Max y Linda se dispusieron a organizar los explosivos y a colocarlos para que estallasen una vez que hubieran hecho suficientes agujeros en la cara rocosa. A pesar de que Cabrillo deseaba quedarse a ayudar a su equipo para después subir de nuevo a la superficie, volvió la vista hacia MacD.

—¿Estás seguro de que quieres hacerlo?

—Considéralo el examen final de mi período de prueba. Juan asintió.

—De acuerdo. Si salimos de esta, serás miembro de pleno derecho de la Corporación.

—Eso significa que me llevaré una parte de la prima.

—Sí.

—¡Pues en marcha! Durante el vuelo en helicóptero a Pensacola, a Langston Overholt se le ocurrió la idea de que tal vez mereciera la pena intentar robar los cristales del ordenador cuántico. Dada su forma de ser, consideró todo desde la perspectiva más amplia y pensó en lo que sucedería después de que Bahar fuera abatido. Tener una máquina tan poderosa proporcionaría una ventaja estratégica a Estados Unidos frente a sus enemigos.
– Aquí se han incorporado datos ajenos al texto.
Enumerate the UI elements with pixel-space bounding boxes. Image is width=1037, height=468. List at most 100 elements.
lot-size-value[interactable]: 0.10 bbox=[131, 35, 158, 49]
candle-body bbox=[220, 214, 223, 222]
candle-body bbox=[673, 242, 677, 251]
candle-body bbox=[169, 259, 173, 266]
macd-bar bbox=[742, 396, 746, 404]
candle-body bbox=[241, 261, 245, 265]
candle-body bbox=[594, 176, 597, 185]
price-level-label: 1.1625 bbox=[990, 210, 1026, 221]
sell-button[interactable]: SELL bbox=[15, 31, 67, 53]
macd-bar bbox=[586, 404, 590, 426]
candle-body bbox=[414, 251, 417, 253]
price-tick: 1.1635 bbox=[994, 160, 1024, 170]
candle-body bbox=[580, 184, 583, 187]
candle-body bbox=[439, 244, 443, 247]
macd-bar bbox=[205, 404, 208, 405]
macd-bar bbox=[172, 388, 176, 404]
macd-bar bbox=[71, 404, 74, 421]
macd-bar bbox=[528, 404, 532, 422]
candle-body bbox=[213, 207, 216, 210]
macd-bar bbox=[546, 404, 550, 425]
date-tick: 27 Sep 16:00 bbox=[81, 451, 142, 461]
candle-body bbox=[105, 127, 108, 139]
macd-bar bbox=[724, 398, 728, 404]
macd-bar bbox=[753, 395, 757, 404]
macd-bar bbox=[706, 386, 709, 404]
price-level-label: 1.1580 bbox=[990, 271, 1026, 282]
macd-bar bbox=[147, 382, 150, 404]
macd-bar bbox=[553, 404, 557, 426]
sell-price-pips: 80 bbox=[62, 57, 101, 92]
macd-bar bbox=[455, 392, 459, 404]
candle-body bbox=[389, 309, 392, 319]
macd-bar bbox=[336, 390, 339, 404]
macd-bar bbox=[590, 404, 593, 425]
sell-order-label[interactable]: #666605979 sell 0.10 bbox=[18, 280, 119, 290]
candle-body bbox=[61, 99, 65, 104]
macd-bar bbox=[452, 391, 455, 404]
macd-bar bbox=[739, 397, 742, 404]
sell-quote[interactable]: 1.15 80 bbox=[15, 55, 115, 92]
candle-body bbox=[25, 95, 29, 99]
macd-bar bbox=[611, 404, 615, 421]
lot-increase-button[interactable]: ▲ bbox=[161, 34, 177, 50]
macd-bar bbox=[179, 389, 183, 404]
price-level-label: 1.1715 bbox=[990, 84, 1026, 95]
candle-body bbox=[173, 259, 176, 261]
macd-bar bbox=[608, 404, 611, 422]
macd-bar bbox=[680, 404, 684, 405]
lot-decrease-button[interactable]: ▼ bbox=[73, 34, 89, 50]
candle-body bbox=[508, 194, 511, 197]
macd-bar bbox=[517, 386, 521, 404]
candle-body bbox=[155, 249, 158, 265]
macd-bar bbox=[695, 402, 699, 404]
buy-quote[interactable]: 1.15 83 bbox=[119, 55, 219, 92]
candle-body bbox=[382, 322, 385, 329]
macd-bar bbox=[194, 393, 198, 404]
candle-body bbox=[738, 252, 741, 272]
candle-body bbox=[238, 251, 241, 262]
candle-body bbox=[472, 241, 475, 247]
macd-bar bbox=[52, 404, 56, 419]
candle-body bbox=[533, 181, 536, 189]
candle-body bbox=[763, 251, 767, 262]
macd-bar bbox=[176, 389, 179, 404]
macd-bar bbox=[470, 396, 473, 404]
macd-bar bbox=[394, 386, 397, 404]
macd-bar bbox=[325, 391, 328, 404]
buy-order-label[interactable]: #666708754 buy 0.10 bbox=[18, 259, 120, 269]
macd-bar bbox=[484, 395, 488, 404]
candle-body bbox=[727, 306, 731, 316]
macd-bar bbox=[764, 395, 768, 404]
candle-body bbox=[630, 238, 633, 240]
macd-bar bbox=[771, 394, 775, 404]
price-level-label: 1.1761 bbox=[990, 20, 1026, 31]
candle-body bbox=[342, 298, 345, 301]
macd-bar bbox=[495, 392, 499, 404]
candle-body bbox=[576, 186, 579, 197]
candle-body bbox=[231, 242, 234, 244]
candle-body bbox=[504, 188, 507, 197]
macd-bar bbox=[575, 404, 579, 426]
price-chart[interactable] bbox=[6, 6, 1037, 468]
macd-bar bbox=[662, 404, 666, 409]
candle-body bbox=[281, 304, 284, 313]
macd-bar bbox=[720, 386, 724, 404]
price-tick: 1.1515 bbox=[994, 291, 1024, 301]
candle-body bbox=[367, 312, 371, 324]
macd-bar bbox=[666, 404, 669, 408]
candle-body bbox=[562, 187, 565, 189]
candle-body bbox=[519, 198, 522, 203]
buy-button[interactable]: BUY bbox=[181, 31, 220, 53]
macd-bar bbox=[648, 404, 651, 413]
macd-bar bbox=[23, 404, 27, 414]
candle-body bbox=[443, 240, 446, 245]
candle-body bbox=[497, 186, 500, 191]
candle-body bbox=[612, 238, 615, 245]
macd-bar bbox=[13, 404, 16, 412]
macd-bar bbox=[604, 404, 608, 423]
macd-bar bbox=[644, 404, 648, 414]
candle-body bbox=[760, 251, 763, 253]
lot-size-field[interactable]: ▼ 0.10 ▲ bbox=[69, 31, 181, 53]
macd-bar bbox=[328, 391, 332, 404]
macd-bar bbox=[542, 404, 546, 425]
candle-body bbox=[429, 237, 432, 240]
Y si bien no tenía ni idea de cómo se había construido el ordenador, conocer la importancia de los cristales hacía que su recuperación fuera primordial. Supuso que algún científico sabría qué hacer con ellos. Estimó arbitrariamente su valor en cincuenta millones de dólares y pidió a MacD que transmitiera su oferta a Juan y dejara que este decidiera. Cabrillo lo habría hecho sin cobrar, pero el dinero extra no venía mal.

—Treinta minutos, Max —dijo Juan—. Ni un segundo más. No debéis esperarnos bajo ningún concepto. Max le miró a los ojos y asintió con expresión sombría.

—De acuerdo. Los dos se marcharon corriendo, dejando que los demás terminaran el trabajo. Esta vez se dirigieron hacia el ascensor del personal situado a poca distancia del montacargas, dando por supuesto que lo habrían dejado en condiciones operativas. Cabrillo presionó el botón y un ruido metálico resonó en el hueco. Al cabo de un momento llegó la cabina vacía. Se trataba de una jaula más que de una cabina. Incluso el suelo era una malla que se combó ligeramente cuando entraron.

—Esto no genera demasiada confianza —comentó Juan, y apretó el botón del nivel veintitrés, esperando que Mark Murphy no se hubiera equivocado. Apagaron los faros cuando la jaula se hundió en la oscuridad. Durante el descenso la vieja cabina no dejó de traquetear y chirriar, y cuando llevaban un par de minutos MacD le estrujó el brazo.

—Mira abajo. De las profundidades emanaba un resplandor macilento. Tenía que tratarse del nivel al que debían dirigirse. Bahar estaba ahí abajo, tal y como habían previsto. El único problema era que Cabrillo había planeado que a esas alturas ya tendría los cristales. El encuentro fortuito con la patrulla y el retraso en dar con la entrada de la mina había echado a perder el horario previsto.